Cognitively, such an attempt would produce nothing but a bad hash of equivocations, shoddy metaphors and unacknowledged "stolen" concepts. Epistemologically, it would produce the atrophy of the capacity to discriminate, and the panic of facing an immense, undifferentiated chaos of unintelligible data -- which means: the retrogression of an adult mind to the perceptual level of awareness. [71-72]
Is it really true that defining by non-essentials leads to a full state of panic? If so, would it be too much to ask for some documented examples? Curiously, Rand provides the following two examples of cognitively inefficiency: (1) forming a concept to designate beautiful blondes with blue eyes, 5'5" tall and 24 years old; and (2) regarding running as the essential characteristic of man. The problem with these examples is that they are completely fictitious. Who has ever formed a concept designating 24 year old blondes of a certain type? And who has ever claimed that running is the essential characteristic of man? We just don't find in practical experience examples of gross cognitive efficiency in the use of concepts.
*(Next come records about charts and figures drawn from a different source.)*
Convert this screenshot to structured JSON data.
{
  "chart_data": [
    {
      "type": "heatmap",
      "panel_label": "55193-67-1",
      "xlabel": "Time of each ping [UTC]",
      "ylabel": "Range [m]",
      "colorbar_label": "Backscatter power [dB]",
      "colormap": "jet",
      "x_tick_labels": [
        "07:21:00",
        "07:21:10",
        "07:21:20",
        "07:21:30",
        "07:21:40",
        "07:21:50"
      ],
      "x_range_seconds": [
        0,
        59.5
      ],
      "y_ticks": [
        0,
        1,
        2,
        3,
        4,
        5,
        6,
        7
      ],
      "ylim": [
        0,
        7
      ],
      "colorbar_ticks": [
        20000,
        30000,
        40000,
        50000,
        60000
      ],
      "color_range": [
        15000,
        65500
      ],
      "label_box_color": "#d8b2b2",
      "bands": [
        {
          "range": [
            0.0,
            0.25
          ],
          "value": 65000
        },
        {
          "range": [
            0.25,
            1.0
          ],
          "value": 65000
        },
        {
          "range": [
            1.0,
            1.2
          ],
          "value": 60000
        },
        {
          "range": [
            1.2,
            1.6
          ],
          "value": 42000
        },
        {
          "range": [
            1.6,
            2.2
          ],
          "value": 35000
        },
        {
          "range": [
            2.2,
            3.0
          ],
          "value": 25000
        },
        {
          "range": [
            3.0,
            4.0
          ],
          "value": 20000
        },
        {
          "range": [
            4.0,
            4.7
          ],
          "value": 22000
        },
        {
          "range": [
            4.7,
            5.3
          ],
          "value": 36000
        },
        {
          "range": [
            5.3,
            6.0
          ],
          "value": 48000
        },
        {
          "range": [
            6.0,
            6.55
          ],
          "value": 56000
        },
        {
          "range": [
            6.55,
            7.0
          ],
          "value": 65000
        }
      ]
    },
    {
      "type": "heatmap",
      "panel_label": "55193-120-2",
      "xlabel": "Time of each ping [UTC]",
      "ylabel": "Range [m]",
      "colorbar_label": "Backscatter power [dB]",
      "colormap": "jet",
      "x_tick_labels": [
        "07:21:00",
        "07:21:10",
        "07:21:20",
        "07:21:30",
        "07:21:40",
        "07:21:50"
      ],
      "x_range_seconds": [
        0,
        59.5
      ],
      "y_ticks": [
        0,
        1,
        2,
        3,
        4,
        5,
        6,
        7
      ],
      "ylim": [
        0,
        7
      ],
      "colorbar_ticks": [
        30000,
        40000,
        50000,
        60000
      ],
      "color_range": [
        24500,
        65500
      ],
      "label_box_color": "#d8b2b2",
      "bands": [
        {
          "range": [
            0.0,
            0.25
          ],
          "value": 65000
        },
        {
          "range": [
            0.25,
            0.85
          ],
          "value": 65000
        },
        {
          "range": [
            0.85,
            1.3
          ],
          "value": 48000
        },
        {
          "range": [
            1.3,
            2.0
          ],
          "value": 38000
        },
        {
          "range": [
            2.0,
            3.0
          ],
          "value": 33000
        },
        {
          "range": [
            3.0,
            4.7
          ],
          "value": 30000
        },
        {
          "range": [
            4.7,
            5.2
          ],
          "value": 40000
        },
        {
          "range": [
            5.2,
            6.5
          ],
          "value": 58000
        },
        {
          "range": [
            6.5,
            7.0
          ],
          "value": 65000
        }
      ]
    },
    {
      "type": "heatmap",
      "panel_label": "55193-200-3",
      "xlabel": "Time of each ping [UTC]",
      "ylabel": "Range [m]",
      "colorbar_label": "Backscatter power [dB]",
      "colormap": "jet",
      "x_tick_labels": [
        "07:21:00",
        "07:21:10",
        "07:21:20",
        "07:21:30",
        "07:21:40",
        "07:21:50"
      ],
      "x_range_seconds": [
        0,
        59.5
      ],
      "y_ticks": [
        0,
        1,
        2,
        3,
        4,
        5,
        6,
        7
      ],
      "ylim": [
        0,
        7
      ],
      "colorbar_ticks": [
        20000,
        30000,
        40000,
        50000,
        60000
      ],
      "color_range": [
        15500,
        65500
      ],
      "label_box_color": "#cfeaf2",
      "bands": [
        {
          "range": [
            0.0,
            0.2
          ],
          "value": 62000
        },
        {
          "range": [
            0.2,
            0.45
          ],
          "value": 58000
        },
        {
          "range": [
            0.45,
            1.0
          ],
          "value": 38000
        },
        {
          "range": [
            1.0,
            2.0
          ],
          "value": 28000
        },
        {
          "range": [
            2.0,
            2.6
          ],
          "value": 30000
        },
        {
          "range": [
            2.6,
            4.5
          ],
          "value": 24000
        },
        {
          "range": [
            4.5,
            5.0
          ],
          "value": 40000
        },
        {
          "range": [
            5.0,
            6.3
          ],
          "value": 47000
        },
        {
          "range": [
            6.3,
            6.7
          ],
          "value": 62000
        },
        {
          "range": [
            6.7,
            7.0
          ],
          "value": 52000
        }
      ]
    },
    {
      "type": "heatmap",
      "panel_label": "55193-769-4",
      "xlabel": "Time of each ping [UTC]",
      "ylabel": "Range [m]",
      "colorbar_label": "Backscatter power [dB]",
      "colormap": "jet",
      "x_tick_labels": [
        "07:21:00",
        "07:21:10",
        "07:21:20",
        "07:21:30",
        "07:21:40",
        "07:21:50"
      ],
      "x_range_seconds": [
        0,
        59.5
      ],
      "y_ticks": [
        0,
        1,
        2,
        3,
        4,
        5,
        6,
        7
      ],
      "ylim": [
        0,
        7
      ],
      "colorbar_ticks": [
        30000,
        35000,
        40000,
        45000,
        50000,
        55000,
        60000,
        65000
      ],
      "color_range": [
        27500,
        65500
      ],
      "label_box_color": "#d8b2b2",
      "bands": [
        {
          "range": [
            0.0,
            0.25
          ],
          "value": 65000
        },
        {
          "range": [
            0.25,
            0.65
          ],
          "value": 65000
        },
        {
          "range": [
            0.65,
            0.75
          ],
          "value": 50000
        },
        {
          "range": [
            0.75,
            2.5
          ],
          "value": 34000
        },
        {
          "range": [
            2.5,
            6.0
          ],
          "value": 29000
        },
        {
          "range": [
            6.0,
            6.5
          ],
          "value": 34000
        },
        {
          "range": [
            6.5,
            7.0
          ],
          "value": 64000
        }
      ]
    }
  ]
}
The meaning of terms used in common speech have been refined through centuries of trial and error. They are, in fact, far more efficient than concepts formulated through conscious attention (e.g.., concepts found in abstruse philosophical disquisitions). Classification is a very complex process. No human being, and certainly no child, would be capable of classifying the data of sense in an efficient manner solely on his own cognitive resources. Rand has here adopted an implausible approach. The concepts/meanings people use tend to be efficient from the get-go. They don't require any special formulation process, guided by "reason." They simply require being adopted and used.
Concepts are efficient because they are social. But even if man's concepts were not efficient, this would not have the the dire consequences that Rand moralizes about. Inefficient concepts would merely constitute a waste of cognitive effort. They would not lead to equivocations, shoddy metaphors, stolen concepts, or sheer panic. Once again, Rand is guilty of over-dramatizing an epistemological issue. Inefficient concepts (which essentially means: inefficient classification) are like a poorly written book. Bad writing is painful to read, but that doesn't that necessarily make a tedious book untrue or full of errors. Cognitive efficiency has little if anything to do with truth. A cognitively inefficient concept is merely a meaning that is difficult to use and comprehend. It's comparable to a convoluted sentence or a tedious, long-winded paragraph. It is much preferable to say more with fewer words. That is what cognitive efficiency amounts to in the end: saying more with less. But one could just as easily say more that is false with fewer words, or less that is true with more. Cognitive efficiency, in short, while eminently desirable, is no guarantee of truth.